Bob Law, with photographs and memorabilia that he collected during...

Bob Law, with photographs and memorabilia that he collected during his time as a radio host, at his home in Westbury, Sept. 5, 2024. Credit: Linda Rosier

Now a lonely outpost on the AM dial, WWRL/1600 was once a true New York giant. From 1964 through the '80s, it commanded the local airwaves with a mix of R&B, gospel and news — a beacon to devoted listeners and to many other stations looking to climb aboard the booming "Black radio" bandwagon. Soul and R&B were indeed huge, and so were the DJs here — local superstars of so-called "Super Soul 16" including Jeffrey Troy, Enoch Gregory, Imhotep Gary Byrd, Bobby Jay and the "Soul Server" himself, Hank Spann.

They called themselves the "Temptations" of New York radio. So by that measure, I suppose you could call Bob Law the sixth Temptation.

This Westbury native, now 85, wrapped a 50-year career on radio earlier this year as host of a weekly talk show for WBAI/99.5FM on music, politics and Black history. But the bulk of that career — also far and away the most influential part — was spent at "The Big RL" starting in 1973. During the glory years there, Law was vice president of public affairs. In this role, he oversaw the station's news and information programs. But over a near-20 year run, he also hosted "Night Talk," a pioneering late night potpourri of national and local news, Civil Rights advocacy, and interviews. It also became radio's first Black-oriented national talk show after it was syndicated later in the run.

Law became known as the "Urban Preacher" — or just "Preacher" — who championed causes and (in at least one prominent instance), politicians, most notably Jesse Jackson, who launched his 1984 run for president on "Night Talk." 

Radio programs like "Night Talk," and for that matter activist hosts like Law, don't really exist on the radio anymore — all subsumed under the tidal wave of podcasts, social media and YouTube. Black radio of the sort pioneered WWRL is long gone too. (A few years ago, Law produced his own thoughtful YouTube documentary lamenting its demise. (You can watch it here.)

Law spoke recently with Newsday's Verne Gay about the decline and fall of this once vastly influential medium.

You've been saying for quite a while now that Black radio — or stations like WWRL — are pretty much extinct. What is the state of it right now?

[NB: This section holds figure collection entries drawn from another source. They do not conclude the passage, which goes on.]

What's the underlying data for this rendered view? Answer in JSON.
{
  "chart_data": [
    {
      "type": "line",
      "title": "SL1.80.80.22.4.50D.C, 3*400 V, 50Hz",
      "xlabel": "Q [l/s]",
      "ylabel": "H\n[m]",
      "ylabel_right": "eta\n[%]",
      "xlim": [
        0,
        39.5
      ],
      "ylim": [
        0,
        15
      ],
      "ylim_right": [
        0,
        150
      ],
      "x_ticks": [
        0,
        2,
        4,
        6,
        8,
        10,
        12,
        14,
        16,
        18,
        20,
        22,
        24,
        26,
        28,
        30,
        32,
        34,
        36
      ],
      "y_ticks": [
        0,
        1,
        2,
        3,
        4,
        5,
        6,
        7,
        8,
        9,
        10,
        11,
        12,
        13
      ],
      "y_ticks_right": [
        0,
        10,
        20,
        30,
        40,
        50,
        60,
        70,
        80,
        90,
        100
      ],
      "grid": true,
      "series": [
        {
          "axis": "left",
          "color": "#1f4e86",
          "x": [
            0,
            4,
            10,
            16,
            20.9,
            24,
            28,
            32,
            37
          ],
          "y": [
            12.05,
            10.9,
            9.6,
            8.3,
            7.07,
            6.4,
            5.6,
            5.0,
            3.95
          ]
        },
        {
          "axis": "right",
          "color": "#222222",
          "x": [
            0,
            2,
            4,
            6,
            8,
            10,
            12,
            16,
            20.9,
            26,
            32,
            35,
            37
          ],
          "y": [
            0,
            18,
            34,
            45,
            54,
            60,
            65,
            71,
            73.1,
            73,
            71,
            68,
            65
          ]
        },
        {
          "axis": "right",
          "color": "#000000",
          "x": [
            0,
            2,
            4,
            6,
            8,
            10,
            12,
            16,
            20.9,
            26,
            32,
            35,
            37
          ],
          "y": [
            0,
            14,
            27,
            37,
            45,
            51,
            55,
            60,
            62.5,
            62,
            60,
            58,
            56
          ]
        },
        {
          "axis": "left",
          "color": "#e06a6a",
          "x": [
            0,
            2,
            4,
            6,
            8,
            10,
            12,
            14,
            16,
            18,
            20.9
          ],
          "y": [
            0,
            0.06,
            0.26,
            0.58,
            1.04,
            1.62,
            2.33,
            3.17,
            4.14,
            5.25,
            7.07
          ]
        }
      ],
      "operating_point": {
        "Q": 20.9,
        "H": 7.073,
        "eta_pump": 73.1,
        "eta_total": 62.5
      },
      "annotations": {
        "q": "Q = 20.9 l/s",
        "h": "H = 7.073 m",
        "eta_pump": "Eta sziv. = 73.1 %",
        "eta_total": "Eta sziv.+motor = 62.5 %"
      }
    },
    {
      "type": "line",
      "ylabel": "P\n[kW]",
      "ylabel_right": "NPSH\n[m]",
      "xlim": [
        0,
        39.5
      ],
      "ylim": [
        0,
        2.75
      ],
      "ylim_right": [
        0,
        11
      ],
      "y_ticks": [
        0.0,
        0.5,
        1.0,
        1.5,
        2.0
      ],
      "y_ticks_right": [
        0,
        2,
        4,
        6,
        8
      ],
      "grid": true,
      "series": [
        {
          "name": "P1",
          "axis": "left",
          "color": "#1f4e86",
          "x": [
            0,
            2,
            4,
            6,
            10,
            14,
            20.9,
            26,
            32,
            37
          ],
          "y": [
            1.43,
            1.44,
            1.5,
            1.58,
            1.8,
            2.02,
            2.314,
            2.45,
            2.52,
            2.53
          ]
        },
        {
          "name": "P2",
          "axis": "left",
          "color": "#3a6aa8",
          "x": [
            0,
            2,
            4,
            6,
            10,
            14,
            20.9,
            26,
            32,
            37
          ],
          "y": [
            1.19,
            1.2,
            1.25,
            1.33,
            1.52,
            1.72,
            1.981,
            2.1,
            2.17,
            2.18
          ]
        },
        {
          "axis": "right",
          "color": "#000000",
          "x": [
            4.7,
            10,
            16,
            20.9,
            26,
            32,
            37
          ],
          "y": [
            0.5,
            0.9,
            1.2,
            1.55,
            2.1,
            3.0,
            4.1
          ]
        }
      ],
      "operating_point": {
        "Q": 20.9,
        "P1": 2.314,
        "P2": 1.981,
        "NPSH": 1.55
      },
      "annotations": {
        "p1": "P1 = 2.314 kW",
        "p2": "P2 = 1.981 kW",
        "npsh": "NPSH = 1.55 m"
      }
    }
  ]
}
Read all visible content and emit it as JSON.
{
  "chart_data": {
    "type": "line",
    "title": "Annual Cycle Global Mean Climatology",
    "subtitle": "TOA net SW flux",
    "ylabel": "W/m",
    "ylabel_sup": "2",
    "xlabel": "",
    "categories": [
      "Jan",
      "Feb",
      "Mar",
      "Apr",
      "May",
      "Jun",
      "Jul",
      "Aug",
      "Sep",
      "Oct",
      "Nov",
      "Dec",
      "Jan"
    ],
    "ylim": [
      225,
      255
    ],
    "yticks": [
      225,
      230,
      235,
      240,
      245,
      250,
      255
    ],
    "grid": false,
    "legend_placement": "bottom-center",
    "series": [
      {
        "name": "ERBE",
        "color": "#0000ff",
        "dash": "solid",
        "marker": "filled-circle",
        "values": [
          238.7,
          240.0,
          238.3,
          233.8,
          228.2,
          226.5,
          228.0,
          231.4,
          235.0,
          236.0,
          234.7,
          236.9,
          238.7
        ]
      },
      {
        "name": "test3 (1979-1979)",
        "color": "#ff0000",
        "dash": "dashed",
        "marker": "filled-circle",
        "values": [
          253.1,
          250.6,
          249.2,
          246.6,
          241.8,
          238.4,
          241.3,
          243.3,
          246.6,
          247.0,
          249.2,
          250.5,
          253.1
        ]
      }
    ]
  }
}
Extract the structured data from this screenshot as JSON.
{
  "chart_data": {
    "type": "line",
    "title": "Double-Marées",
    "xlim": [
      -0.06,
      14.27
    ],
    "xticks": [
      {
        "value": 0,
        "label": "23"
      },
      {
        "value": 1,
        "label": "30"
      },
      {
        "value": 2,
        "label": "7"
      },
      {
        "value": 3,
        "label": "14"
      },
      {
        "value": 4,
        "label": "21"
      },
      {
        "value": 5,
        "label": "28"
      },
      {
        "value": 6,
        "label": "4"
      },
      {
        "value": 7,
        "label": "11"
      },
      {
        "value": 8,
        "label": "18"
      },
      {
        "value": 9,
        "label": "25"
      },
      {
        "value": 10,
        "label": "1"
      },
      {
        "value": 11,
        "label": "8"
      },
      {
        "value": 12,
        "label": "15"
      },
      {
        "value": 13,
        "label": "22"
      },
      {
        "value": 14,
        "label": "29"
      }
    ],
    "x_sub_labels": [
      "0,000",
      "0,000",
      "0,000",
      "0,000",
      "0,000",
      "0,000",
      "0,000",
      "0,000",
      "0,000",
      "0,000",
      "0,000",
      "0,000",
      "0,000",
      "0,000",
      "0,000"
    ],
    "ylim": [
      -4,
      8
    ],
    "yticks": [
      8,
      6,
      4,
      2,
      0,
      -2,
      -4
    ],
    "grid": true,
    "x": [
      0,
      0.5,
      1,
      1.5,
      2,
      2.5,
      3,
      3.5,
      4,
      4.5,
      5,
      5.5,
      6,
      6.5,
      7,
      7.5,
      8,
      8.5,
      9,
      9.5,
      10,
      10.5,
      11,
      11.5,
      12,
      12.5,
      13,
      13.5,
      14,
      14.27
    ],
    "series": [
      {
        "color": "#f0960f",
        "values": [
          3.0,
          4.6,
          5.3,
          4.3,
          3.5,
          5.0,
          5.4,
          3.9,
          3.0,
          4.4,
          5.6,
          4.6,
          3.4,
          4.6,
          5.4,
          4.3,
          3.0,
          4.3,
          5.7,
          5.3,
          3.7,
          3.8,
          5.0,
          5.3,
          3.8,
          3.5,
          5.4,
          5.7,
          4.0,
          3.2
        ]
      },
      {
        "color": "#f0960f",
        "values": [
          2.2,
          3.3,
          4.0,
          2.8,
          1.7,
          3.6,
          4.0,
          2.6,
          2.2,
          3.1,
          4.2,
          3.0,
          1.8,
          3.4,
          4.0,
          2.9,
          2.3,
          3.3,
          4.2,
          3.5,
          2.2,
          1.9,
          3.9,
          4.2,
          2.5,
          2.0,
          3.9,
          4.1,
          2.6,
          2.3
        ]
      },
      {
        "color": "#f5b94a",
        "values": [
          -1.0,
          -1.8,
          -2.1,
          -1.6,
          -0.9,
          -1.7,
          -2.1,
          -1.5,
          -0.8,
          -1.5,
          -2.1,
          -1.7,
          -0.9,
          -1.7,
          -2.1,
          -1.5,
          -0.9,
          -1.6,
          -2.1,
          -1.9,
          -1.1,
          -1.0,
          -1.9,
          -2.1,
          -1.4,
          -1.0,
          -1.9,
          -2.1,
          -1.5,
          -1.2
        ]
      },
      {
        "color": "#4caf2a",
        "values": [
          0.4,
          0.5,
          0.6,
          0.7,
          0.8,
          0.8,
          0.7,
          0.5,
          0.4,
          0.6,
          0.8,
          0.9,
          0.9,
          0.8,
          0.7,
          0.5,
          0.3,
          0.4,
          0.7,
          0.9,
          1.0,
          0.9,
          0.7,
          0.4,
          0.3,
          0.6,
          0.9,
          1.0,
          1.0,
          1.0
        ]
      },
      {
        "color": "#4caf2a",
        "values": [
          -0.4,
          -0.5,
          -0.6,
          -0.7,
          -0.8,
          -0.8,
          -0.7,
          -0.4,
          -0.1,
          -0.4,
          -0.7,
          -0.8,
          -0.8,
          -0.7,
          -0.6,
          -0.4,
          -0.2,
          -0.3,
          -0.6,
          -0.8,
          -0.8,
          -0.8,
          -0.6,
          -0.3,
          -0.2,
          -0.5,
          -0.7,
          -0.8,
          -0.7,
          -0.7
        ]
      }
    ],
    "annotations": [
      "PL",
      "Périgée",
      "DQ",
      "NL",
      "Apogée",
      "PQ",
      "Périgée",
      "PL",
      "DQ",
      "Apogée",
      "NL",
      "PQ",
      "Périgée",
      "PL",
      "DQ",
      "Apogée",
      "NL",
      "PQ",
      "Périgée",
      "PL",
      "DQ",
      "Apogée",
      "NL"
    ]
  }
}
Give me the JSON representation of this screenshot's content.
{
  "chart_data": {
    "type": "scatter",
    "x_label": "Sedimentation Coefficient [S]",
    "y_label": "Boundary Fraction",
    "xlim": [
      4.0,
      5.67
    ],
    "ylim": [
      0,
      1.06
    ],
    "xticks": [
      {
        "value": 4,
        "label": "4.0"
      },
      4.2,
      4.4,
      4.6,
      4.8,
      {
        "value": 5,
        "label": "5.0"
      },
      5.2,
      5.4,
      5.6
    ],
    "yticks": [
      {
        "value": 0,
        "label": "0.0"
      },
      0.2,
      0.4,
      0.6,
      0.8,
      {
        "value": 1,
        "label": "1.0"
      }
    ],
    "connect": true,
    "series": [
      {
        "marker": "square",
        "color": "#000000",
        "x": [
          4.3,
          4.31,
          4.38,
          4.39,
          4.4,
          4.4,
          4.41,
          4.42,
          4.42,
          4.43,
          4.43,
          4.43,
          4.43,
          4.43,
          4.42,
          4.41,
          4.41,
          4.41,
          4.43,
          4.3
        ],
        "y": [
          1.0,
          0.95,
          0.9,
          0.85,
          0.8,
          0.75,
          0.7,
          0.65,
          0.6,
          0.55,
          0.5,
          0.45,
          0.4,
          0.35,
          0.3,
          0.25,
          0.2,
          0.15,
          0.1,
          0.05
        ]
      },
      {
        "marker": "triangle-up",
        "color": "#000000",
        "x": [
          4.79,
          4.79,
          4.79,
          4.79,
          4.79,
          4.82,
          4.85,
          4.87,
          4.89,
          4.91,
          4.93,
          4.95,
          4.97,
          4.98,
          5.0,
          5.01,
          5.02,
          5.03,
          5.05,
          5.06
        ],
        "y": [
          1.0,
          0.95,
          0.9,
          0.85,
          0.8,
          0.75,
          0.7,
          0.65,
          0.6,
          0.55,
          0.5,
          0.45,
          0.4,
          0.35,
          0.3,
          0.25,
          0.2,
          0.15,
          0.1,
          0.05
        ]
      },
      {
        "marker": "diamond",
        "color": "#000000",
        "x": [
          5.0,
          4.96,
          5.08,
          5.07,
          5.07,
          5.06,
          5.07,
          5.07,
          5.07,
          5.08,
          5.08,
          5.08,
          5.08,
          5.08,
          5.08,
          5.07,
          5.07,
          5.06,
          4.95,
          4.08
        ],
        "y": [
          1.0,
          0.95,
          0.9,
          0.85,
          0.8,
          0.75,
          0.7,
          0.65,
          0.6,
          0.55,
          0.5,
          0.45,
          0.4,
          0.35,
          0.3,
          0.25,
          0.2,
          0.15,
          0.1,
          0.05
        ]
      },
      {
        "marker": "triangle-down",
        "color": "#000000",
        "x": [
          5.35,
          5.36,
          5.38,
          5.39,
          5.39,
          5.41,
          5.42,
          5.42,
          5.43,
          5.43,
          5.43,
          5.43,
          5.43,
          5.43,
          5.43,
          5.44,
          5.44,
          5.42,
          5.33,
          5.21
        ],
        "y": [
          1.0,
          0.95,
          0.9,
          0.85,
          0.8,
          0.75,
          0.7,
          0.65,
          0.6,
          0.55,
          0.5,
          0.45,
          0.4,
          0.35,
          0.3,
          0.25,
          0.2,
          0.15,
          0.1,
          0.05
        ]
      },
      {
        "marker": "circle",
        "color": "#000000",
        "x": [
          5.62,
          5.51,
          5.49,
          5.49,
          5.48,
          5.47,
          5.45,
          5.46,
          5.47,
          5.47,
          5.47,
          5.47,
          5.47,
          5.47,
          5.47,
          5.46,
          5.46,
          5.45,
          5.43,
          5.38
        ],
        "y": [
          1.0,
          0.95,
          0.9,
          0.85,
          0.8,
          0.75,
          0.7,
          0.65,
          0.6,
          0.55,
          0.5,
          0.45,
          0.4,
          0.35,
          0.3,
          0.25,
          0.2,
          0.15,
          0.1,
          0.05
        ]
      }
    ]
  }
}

The state of Black radio right now is mediocre. The radio personalities are not performers anymore, and don't even have personalities, or sound like they should be on the radio, especially when you compare them to the Frankie Crockers or Vy Higgensens or Hank Spanns or Bobby Jays. So there is a need for revival of Black radio and Black music radio in particular.

But how does radio — now controlled by giant companies which are themselves under financial pressure — even begin to bring back the "personality?"

I think they need to understand that these DJs weren't simply DJs but personalities in their own right, with their own followings. If you went to a show at the Apollo, the marquee would say who the performer was, but at the top of the marquee would be the bigger name — the disc jockey, like Jocko [Jocko Henderson, who died in 2000, produced a popular radio show in the '60s called 'Jocko's Rocket Ship Show.']

In your film, you and others directly blamed the influential "Harvard Report" of 1972 — commissioned by CBS Records to figure out how to break into the "Soul" segment of the market — for ultimately hurting Black radio. How so?

They both had a political as well as economic agenda — which was the demise of these [independent] Black music labels and in turn the Black stations that depended on them. There was a time when [soul] music was dominant, and the Black music industry was powerful and the Harvard report understood the role music plays socially, politically and economically. I'd also blame the [1996] Telecommunications act which dealt one of the most severe blows to Black radio because companies like Clear Channel could come in and buy huge numbers of stations, and homogenization followed.


You also said in your film that Black radio was once as important to the Black community as the church. What does its demise mean for Black New Yorkers?

Black New Yorkers have no voice without Black radio, whether it's music radio or talk radio — there is simply no voice.

WWRL was once that bridge to the community, but to a certain extent haven't podcasts and social media filled the void? Is there a downside to that?

Yes, you'd have to acknowledge that attention has gone there, but it's not filling the void at all. They're not offering a range of ideas and information that's important to the community. When I was doing "Night Talk," I just wasn't a talk-show host but a community leader. Black radio gave the community a presence it doesn't have any more.

The entire terrestrial radio industry is struggling, so is there any reason to believe local Black radio — or the sort that stations WLIB/1190 and WWRL once pioneered — can make a comeback?

Jesse [Jackson] is right — we've got to keep hope alive. But, again, the decision-makers are where the problem is. They still don't have a vision for the music or the community. They're just looking for a cash cow. They're not visionaries and that's what's missing right now.